The increasing association with the military has been met with little resistance from academics themselves. Even in the recent past, faculty have raised objections to the close ties with the CAF. During the Harper years, as part of the government’s efforts to cultivate a jingoistic “warrior nation” image, the University of Regina participated in “Project Hero,” which provided free tuition and additional funding for dependents of CAF members killed on deployment. Fifteen professors at the university signed an open letter that denounced the program as a “glorification of Canadian imperialism in Afghanistan and elsewhere.”

The government’s determined push to strengthen the military’s presence on university campuses has been hampered by a series of scandals, including rampant cases of sexual assault in the military and the sharp rise in far-right extremism within the ranks.

The influential role of far-right forces in the military came to public attention with the 2020 attempted assassination of Trudeau by an army reservist, as well as the revelation that the fascistic “Freedom Convoy” had widespread support within the military.

The ruling class seeks to explain this phenomenon as the product of the infiltration of the armed forces by a handful of isolated white supremacists, not the systematic cultivation through more than 20 years of war and the relentless shift of politics to the right of these elements by the ruling class itself. The DND has enlisted a University of Alberta academic to assess the problem along those lines and no doubt bury the fundamental social factors at play. 
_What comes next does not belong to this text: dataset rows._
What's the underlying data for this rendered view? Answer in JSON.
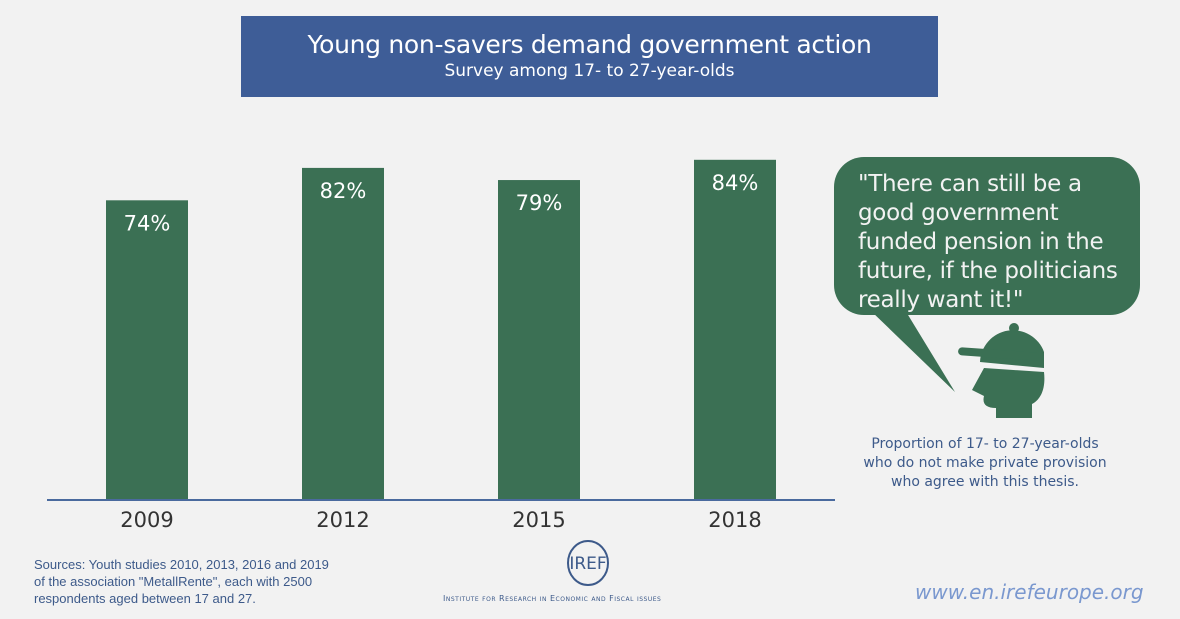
{
  "chart_data": {
    "type": "bar",
    "title": "Young non-savers demand government action",
    "subtitle": "Survey among 17- to 27-year-olds",
    "categories": [
      "2009",
      "2012",
      "2015",
      "2018"
    ],
    "values": [
      74,
      82,
      79,
      84
    ],
    "labels": [
      "74%",
      "82%",
      "79%",
      "84%"
    ],
    "ylim": [
      0,
      100
    ],
    "xlabel": "",
    "ylabel": "",
    "grid": false,
    "bar_color": "#3b7054",
    "axis_color": "#4a6a9e"
  },
  "quote": {
    "lines": [
      "\"There can still be a",
      "good government",
      "funded pension in the",
      "future, if the politicians",
      "really want it!\""
    ]
  },
  "caption": {
    "lines": [
      "Proportion of 17- to 27-year-olds",
      "who do not make private provision",
      "who agree with this thesis."
    ]
  },
  "sources": {
    "lines": [
      "Sources: Youth studies 2010, 2013, 2016 and 2019",
      "of the association \"MetallRente\", each with 2500",
      "respondents aged between 17 and 27."
    ]
  },
  "logo": {
    "text": "IREF",
    "institute": "Institute for Research in Economic and Fiscal issues"
  },
  "url": "www.en.irefeurope.org"
}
The increasing collaboration of universities with the military comes as the latter struggles with low recruitment. Apparently 10,000 troops short of its needs, the military has lifted the ban on permanent residents serving in the CAF. The recruitment drive is meant to complement the massive arms build-up underway, with defence minister Anita Anand citing the war in Ukraine as responsible for creating new demands on the army.
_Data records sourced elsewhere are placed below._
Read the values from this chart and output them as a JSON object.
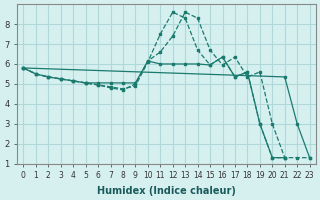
{
  "xlabel": "Humidex (Indice chaleur)",
  "background_color": "#d6f0f0",
  "grid_color": "#b0d8d8",
  "line_color": "#1a7a6e",
  "xlim": [
    -0.5,
    23.5
  ],
  "ylim": [
    1,
    9
  ],
  "yticks": [
    1,
    2,
    3,
    4,
    5,
    6,
    7,
    8
  ],
  "xticks": [
    0,
    1,
    2,
    3,
    4,
    5,
    6,
    7,
    8,
    9,
    10,
    11,
    12,
    13,
    14,
    15,
    16,
    17,
    18,
    19,
    20,
    21,
    22,
    23
  ],
  "lines": [
    {
      "x": [
        0,
        1,
        2,
        3,
        4,
        5,
        6,
        7,
        8,
        9,
        10,
        11,
        12,
        13,
        14,
        15,
        16,
        17,
        18,
        19,
        20,
        21,
        22,
        23
      ],
      "y": [
        5.8,
        5.5,
        5.35,
        5.25,
        5.15,
        5.05,
        4.95,
        4.8,
        4.7,
        5.0,
        6.15,
        6.6,
        7.4,
        8.6,
        8.3,
        6.7,
        5.95,
        6.35,
        5.35,
        5.6,
        3.0,
        1.3,
        1.3,
        1.3
      ],
      "style": "--"
    },
    {
      "x": [
        0,
        1,
        2,
        3,
        4,
        5,
        6,
        7,
        8,
        9,
        10,
        11,
        12,
        13,
        14,
        15,
        16,
        17,
        18,
        19,
        20,
        21
      ],
      "y": [
        5.8,
        5.5,
        5.35,
        5.25,
        5.15,
        5.05,
        4.95,
        4.85,
        4.75,
        4.9,
        6.1,
        7.5,
        8.6,
        8.3,
        6.7,
        5.95,
        6.35,
        5.35,
        5.6,
        3.0,
        1.3,
        1.3
      ],
      "style": "--"
    },
    {
      "x": [
        0,
        1,
        2,
        3,
        4,
        5,
        6,
        7,
        8,
        9,
        10,
        11,
        12,
        13,
        14,
        15,
        16,
        17,
        18,
        19,
        20,
        21
      ],
      "y": [
        5.8,
        5.5,
        5.35,
        5.25,
        5.15,
        5.05,
        5.05,
        5.05,
        5.05,
        5.05,
        6.15,
        6.0,
        6.0,
        6.0,
        6.0,
        5.95,
        6.35,
        5.35,
        5.6,
        3.0,
        1.3,
        1.3
      ],
      "style": "-"
    },
    {
      "x": [
        0,
        21,
        22,
        23
      ],
      "y": [
        5.8,
        5.35,
        3.0,
        1.3
      ],
      "style": "-"
    }
  ]
}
In the past few years, high-ranking officers have expressed concerns that with recruitment at a low, domestic obligations would hinder their ability to wage war abroad. While disaster relief was routinely referenced, the ruling class no doubt is concerned about whether the military will be able to simultaneously fight its imperialist wars abroad while crushing the opposition that they are certain to generate in the working class at home.

Since the coming to power of the Trudeau government in 2015, the ruling class has attempted to drape its predatory policies in identity politics rhetoric, touting its so-called “feminist foreign policy.” As the World Socialist Web Site has previously noted, “An important element in the ruling class’s efforts to rally public support for Canadian imperialist rearmament and aggression is to promote the military as a ‘progressive,’ ethnically and gender ‘diverse’ institution, incarnating both the ‘diversity’ and ‘unity’ of the nation.”

Under these conditions, the ruling class and its lackeys in academia cannot accept a socialist challenge to these lies. The attempt to censor the anti-war meeting hosted at the University of Waterloo by the IYSSE in March must be seen in this light. The effort to camouflage NATO’s role in instigating the war in Ukraine by placing all of the blame for the conflict at Vladimir Putin’s feet has not produced the support among the public that the government hoped it would and workers are now increasingly connecting their domestic struggles in defence of their living standards with the vast sums of resources being squandered on yet another imperialist bloodbath in Europe.